Ma and I just returned home from our fall vacation to the cabin not far off the shore of Lake Superior in Two Harbors, Minnesota.  The grouse season opened the weekend we arrived and a few of those came home in the cooler, but the fishing was what really capped this trip.

For the first six days I fished the ore harbor breakwater and Two Harbors, throwing spinners and blade baits in hopes of catching a salmon or lake trout but in the end caught a coho salmon, a couple of nice herring, several steelhead and a really nice looper [strain of steelhead that can be kept while pure strains of the steelhead have to go back in the drink]. That herring is a treat fish as is the looper. On day seven a buddy pulled the big water boat up and stayed with us. The afternoon he got there we wasted no time in getting the rigging done and then we hit the lake. I a couple of hour of trolling we had a 6-7 pound redfin lake trout and a King salmon of 10 pounds in the box and quit for the day.
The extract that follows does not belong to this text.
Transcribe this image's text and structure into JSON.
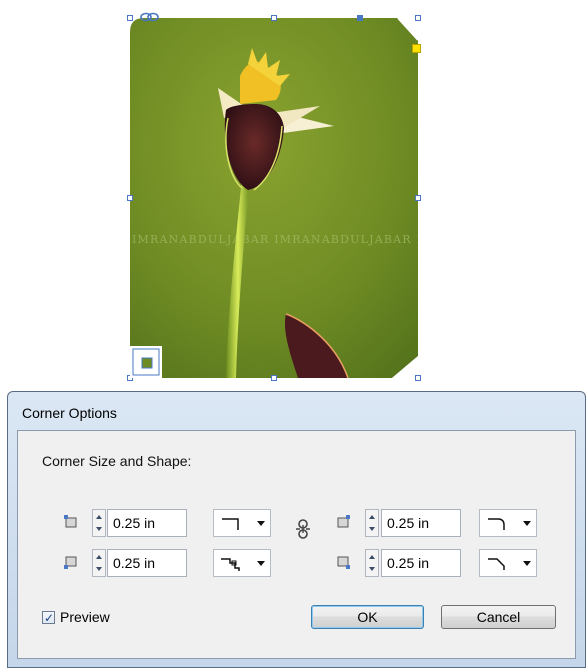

Saturday we woke up and hit the lake early only to find that storms during the night before had built up some huge lake rollers that were topping out at around 10-12 feet. Now these big waves don't have a whitecap and are not the short choppy waves like whitecaps get to be....these have 40 to 60 feet between tops and are just rolling along and are actually pretty easy to negotiate so we went out and got on the circus ride...as I call it. As the morning wore on a west wind began toprevail and the rollers settled right down to about 2 feet and the fishing was something else. We caught several lakers and kept three in the 6 to 8 pound range, thinking the fishing was good enough to not have to fret for the last three fish to make a limit, but Ma Nature threw us a curveball and we left the lake after 7 1/2 hours with the three. Sunday was colder than Jim Billy and we fished for about 2 1/2 hours without a hit. As we were wrapping up the rigging so my friend could get a half-early start for home we found the fish and decided to give them a workout for a half hour but no way would they hit.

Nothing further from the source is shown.